Erhebliche Hürden für Eric Adams bei der Wiederwahl in New York
New Yorks Bürgermeister Eric Adams sieht sich auf seinem Weg zur zweiten Amtszeit mit wachsenden Herausforderungen konfrontiert, die seine politische Zukunft gefährden könnten. Im Vorfeld der im Juni anstehenden demokratischen Vorwahl haben sieben Mitbewerber starke Unterstützung durch bedeutende Spendensummen erhalten.
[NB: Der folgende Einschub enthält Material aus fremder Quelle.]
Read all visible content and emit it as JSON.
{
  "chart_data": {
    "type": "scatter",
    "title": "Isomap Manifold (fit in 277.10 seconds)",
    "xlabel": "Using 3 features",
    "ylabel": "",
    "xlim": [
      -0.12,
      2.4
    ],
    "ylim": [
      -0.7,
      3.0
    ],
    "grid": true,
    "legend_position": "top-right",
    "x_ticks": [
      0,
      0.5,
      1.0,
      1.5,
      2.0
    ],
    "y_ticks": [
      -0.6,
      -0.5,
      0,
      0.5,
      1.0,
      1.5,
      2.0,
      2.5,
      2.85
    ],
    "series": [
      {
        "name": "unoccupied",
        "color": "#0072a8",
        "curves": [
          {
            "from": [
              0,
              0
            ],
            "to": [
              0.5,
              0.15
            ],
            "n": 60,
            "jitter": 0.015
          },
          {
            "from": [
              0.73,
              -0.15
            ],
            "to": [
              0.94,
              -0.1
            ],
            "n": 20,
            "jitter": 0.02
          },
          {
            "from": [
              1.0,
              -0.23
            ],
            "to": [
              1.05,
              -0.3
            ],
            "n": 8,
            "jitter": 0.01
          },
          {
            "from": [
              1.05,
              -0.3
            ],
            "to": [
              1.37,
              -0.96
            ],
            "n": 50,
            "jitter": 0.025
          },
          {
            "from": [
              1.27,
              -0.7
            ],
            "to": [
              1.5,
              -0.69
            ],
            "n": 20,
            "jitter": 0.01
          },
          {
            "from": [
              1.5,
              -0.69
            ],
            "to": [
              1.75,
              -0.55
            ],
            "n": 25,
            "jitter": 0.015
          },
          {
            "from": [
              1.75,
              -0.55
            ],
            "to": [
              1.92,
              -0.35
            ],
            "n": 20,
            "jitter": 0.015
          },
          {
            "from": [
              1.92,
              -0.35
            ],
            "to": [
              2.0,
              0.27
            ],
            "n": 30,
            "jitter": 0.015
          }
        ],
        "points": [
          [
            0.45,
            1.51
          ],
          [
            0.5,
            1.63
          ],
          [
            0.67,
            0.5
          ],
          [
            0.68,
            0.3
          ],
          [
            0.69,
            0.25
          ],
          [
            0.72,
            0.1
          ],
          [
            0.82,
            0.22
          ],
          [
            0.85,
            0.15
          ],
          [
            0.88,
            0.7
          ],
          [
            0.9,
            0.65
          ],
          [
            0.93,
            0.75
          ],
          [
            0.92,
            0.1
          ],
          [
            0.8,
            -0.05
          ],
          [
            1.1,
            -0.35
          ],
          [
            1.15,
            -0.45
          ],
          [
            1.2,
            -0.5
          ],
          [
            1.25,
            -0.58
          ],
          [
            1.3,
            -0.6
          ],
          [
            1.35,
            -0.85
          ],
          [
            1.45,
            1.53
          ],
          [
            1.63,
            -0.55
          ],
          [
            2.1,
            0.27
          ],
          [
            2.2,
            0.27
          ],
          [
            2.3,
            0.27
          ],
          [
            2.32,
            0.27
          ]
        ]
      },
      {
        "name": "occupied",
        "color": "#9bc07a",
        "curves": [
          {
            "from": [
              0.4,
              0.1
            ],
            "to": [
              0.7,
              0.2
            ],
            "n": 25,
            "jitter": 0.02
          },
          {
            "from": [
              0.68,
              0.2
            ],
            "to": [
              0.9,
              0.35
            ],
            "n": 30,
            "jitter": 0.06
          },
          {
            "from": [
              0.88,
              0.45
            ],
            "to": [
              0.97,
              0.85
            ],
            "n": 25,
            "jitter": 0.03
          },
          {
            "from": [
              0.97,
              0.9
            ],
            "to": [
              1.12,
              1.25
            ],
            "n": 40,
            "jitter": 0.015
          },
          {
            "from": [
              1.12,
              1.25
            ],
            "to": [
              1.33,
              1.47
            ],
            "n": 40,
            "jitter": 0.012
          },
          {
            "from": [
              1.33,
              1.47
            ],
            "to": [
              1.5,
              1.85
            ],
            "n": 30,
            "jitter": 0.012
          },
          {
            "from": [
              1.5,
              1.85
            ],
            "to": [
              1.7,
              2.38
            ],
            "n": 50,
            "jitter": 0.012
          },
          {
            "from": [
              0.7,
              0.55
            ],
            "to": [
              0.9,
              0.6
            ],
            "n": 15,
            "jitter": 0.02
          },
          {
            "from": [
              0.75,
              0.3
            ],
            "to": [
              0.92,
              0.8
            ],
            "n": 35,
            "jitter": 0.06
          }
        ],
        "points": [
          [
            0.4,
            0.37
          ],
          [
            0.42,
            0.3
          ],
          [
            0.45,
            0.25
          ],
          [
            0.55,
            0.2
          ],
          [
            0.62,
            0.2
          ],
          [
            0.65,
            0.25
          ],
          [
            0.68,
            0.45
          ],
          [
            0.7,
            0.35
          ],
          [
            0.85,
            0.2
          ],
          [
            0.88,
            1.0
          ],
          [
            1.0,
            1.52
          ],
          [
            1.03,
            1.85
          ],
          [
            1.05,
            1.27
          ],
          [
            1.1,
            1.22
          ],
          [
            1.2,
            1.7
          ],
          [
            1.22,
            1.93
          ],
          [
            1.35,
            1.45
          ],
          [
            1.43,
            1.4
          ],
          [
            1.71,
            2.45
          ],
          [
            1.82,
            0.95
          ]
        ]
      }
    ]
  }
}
Diese Bewerber sammeln Hunderte Tausende Dollar, um die finanzielle Kluft zu Adams zu schließen, gut fünf Monate vor der Wahl.
Mindestens fünf dieser Herausforderer haben ausreichend Gelder von genügend Unterstütztäbern gesammelt, um sich für das großzügige städtische Programm zu qualifizieren, das öffentliche Mittel in Höhe von acht Dollar für jeden gespendeten Dollar eines Stadtbewohners bereitstellt, bis zu einer Grenze von 250 Dollar. Dieses System kann die Spenden eines Kandidaten erheblich aufstocken.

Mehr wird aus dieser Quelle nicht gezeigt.